Fazendeiro e produtor de azeite de dendê, Odorico elege-se prefeito de Sucupira com a promessa de construir um cemitério municipal, já que os habitantes da cidade precisam ser enterrados em municípios vizinhos, como Jaguatirica, quando falecem.
Seus maiores correligionários são as solteironas Dorotéa (Ida Gomes), Dulcinéa (Dorinha Duval) e Judicéa (Dirce Migliaccio), as Irmãs Cajazeira, com quem ele mantém casos simultâneos, e o tímido Dirceu (Emiliano Queiroz), chamado de Dirceu Borboleta devido a seu apreço pelos lepidópteros, que coleciona e estuda.
De outro lado, existe quem tente abrir os olhos dos sucupiranos para a roubada que é ter Odorico na posição de prefeito. Donana Medrado (Zilka Salaberry), delegada em exercício que odeia o coronel, e sua neta Anita (Dilma Lóes), funcionária dos Correios; o dentista Lulu Gouveia (Lutero Luiz), derrotado nas eleições; e o jornalista Neco Pedreira (Carlos Eduardo Dolabella), dono da gazeta local, A Trombeta, são os principais integrantes da oposição.
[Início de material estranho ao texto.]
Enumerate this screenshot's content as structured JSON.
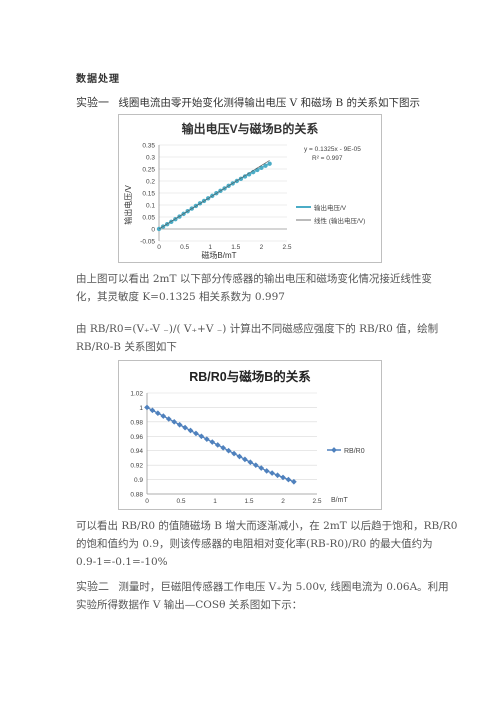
{
  "heading": "数据处理",
  "exp1_label": "实验一",
  "exp1_intro": "线圈电流由零开始变化测得输出电压 V 和磁场 B 的关系如下图示",
  "chart1": {
    "title": "输出电压V与磁场B的关系",
    "ylabel": "输出电压/V",
    "xlabel": "磁场B/mT",
    "equation": "y = 0.1325x - 9E-05",
    "r2": "R² = 0.997",
    "legend_series": "输出电压/V",
    "legend_trend": "线性 (输出电压/V)",
    "yticks": [
      "0.35",
      "0.3",
      "0.25",
      "0.2",
      "0.15",
      "0.1",
      "0.05",
      "0",
      "-0.05"
    ],
    "xticks": [
      "0",
      "0.5",
      "1",
      "1.5",
      "2",
      "2.5"
    ],
    "color": "#4bacc6"
  },
  "para1_line1": "由上图可以看出 2mT 以下部分传感器的输出电压和磁场变化情况接近线性变",
  "para1_line2": "化，其灵敏度 K=0.1325  相关系数为 0.997",
  "para2_line1": "由 RB/R0=(V₊-V ₋)/( V₊+V ₋) 计算出不同磁感应强度下的 RB/R0 值，绘制",
  "para2_line2": "RB/R0-B 关系图如下",
  "chart2": {
    "title": "RB/R0与磁场B的关系",
    "legend": "RB/R0",
    "xlabel": "B/mT",
    "yticks": [
      "1.02",
      "1",
      "0.98",
      "0.96",
      "0.94",
      "0.92",
      "0.9",
      "0.88"
    ],
    "xticks": [
      "0",
      "0.5",
      "1",
      "1.5",
      "2",
      "2.5"
    ],
    "color": "#4f81bd"
  },
  "para3_line1": "可以看出 RB/R0 的值随磁场 B 增大而逐渐减小，在 2mT 以后趋于饱和，RB/R0",
  "para3_line2": "的饱和值约为 0.9，则该传感器的电阻相对变化率(RB-R0)/R0 的最大值约为",
  "para3_line3": "0.9-1=-0.1=-10%",
  "exp2_label": "实验二",
  "exp2_line1": "测量时，巨磁阻传感器工作电压 V₊为 5.00v, 线圈电流为 0.06A。利用",
  "exp2_line2": "实验所得数据作 V 输出—COSθ 关系图如下示：",
  "chart_data": [
    {
      "type": "line",
      "title": "输出电压V与磁场B的关系",
      "xlabel": "磁场B/mT",
      "ylabel": "输出电压/V",
      "xlim": [
        0,
        2.5
      ],
      "ylim": [
        -0.05,
        0.35
      ],
      "series": [
        {
          "name": "输出电压/V",
          "x": [
            0.0,
            0.08,
            0.16,
            0.24,
            0.32,
            0.4,
            0.48,
            0.56,
            0.64,
            0.72,
            0.8,
            0.88,
            0.96,
            1.04,
            1.12,
            1.2,
            1.28,
            1.36,
            1.44,
            1.52,
            1.6,
            1.68,
            1.76,
            1.84,
            1.92,
            2.0,
            2.08,
            2.16
          ],
          "y": [
            0.0,
            0.01,
            0.02,
            0.03,
            0.041,
            0.052,
            0.063,
            0.074,
            0.085,
            0.096,
            0.107,
            0.117,
            0.128,
            0.138,
            0.149,
            0.159,
            0.169,
            0.18,
            0.19,
            0.2,
            0.209,
            0.219,
            0.228,
            0.237,
            0.246,
            0.255,
            0.264,
            0.272
          ]
        },
        {
          "name": "线性 (输出电压/V)",
          "x": [
            0,
            2.16
          ],
          "y": [
            -9e-05,
            0.286
          ]
        }
      ]
    },
    {
      "type": "line",
      "title": "RB/R0与磁场B的关系",
      "xlabel": "B/mT",
      "xlim": [
        0,
        2.5
      ],
      "ylim": [
        0.88,
        1.02
      ],
      "series": [
        {
          "name": "RB/R0",
          "x": [
            0.0,
            0.08,
            0.16,
            0.24,
            0.32,
            0.4,
            0.48,
            0.56,
            0.64,
            0.72,
            0.8,
            0.88,
            0.96,
            1.04,
            1.12,
            1.2,
            1.28,
            1.36,
            1.44,
            1.52,
            1.6,
            1.68,
            1.76,
            1.84,
            1.92,
            2.0,
            2.08,
            2.16
          ],
          "y": [
            1.0,
            0.996,
            0.992,
            0.988,
            0.984,
            0.98,
            0.976,
            0.972,
            0.968,
            0.964,
            0.96,
            0.956,
            0.952,
            0.948,
            0.944,
            0.94,
            0.936,
            0.932,
            0.928,
            0.924,
            0.92,
            0.916,
            0.912,
            0.909,
            0.906,
            0.903,
            0.9,
            0.897
          ]
        }
      ]
    }
  ]
}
No Brasil do regime militar, e com problemas flagrantes como a mortalidade infantil e a fome, especialmente numa cidade do Nordeste talvez não fosse crível que ninguém morresse, o que impedia Odorico de inaugurar o cemitério, logo tachado de inútil e “faraônico” pela oposição a seu governo. Aí é que estava um dos pontos da agudeza da crítica política desenvolvida por Dias Gomes em sua obra.
Outra figura importante no combate à sanha de Odorico pela morte – de qualquer pessoa, desde que com seu enterro pudesse inaugurar o cemitério – é Juarez Leão (Jardel Filho), médico de Salvador que se instala em Sucupira para cuidar do posto de saúde e se envolve com Telma (Sandra Bréa), filha do prefeito, que era sua vizinha quando morava na capital do estado.
Nem a presença de Zeca Diabo (Lima Duarte), um temido cangaceiro que volta a Sucupira após décadas de ausência, faz com que o prefeito consiga realizar seu intento. Isto porque o matador sanguinário decide abandonar a vida de crimes e tornar-se um homem pacato, como era antes de iniciar a série de assassinatos, motivada em princípio por uma “limpeza de honra” de sua família. O temor ao “Padim Pade Ciço Romão Batista” e o sincero desejo de viver em paz, quem sabe até trabalhando como protético, seu sonho de sempre, tornam o temível assassino uma figura que ganha o carinho do público.
Inescrupuloso e “maquiavelento”, Odorico marcou época na televisão brasileira até hoje, e seu linguajar cheio de palavras inventadas e expressões como “Vamos deixar de lado os entretantos e partir logo pros finalmentes”, “pratrasmente”, “prafrentemente”, entre outras, divertiu a audiência.
Além dos já citados, outros personagens inesquecíveis da novela são Zelão das Asas (Milton Gonçalves) com seu sonho de voar (“Quem tem fé, voa”), e sua mulher Chiquinha do Parto (Ruth de Souza); Nezinho do Jegue (Wilson Aguiar), que são é o maior fã de Odorico e bêbado torna-se seu maior detrator; Seu Libório (Arnaldo Weiss), o farmacêutico suicida que não consegue suicidar-se; o vigarista Jairo Portela (Gracindo Júnior); e a aérea Dona Florzinha (Suzy Arruda), mãe de Dirceu.
Já disponível no Globoplay, O Bem-amado é um dos grandes clássicos da teledramaturgia brasileira e segue atual – exemplos disso são as colagens de falas da novela com falas de políticos exibidas na rádio CBN há mais de 10 anos (no programete Rádio Sucupira) e a viralização na internet de trechos da novela nos quais Odorico arma para que remédios e vacinas enviados a Sucupira não cheguem à população, o que foi identificado com as atitudes do governo de Jair Bolsonaro.